Lors de la synthèse finale, nombre de questions sont restées encore sans réponse, en particulier, celle du recrutement dans un système qui dissocie le recruteur (l’État) de l’employeur (l’établissement) et où les concours ont une fâcheuse tendance à « l’endogamie ».

Claude Jolly a de nouveau formulé les principes énoncés en introduction, affirmant sa conviction qu’il faut réduire les filières et les corps, et établir des passerelles entre ces derniers. Sans doute, faut-il revoir des définitions statutaires figées, repyramider les filières et banaliser les catégories C.

Une logique des compétences sur la base de valeurs professionnelles communes peut être substituée à la logique des grades, une plus grande cohérence dans l’organisation du travail peut être mise en place.

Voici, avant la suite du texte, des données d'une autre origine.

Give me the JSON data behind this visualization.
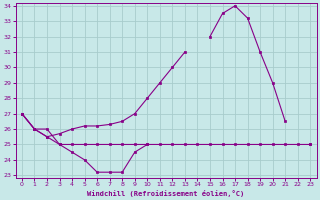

Mais la marge de manœuvre est faible, en raison de la présence de facteurs structurels bloquants.

En conclusion de cette journée, Bruno Van Dooren, président de l’adbu (Association des directeurs de bibliothèque universitaire), a mis en évidence les contradictions du recrutement de la fonction publique, mais également le défi qu’il représente pour les cadres, dans leur manière de gérer le personnel et d’organiser le travail.

Il faut trouver une organisation souple et adaptable où se combinent fonctions, compétences et statuts, éviter les pièges de la spécialisation et savoir animer des équipes à géométrie variable dans le temps.

Un organigramme ne doit jamais être figé, car l’évolution naturelle pousse à la solidification de l’organisation. Dans un environnement en pleine évolution, notre faculté d’adaptation est primordiale. Il nous reste à apprendre à gérer les cadres.

  1. (retour)↑  Banaliser les corps de catégorie C signifie considérer les personnels de catégorie C comme généralistes, et non plus comme relevant de branches professionnelles spécifiques.
  2. (retour)↑  Banaliser les corps de catégorie C signifie considérer les personnels de catégorie C comme généralistes, et non plus comme relevant de branches professionnelles spécifiques.
  3. (retour)↑  Voir l’article d’Éric Simonetti, « Les Fonctions des personnels des bibliothèques universitaires : une enquête », bbf, 1998, n° 1, p. 85-91.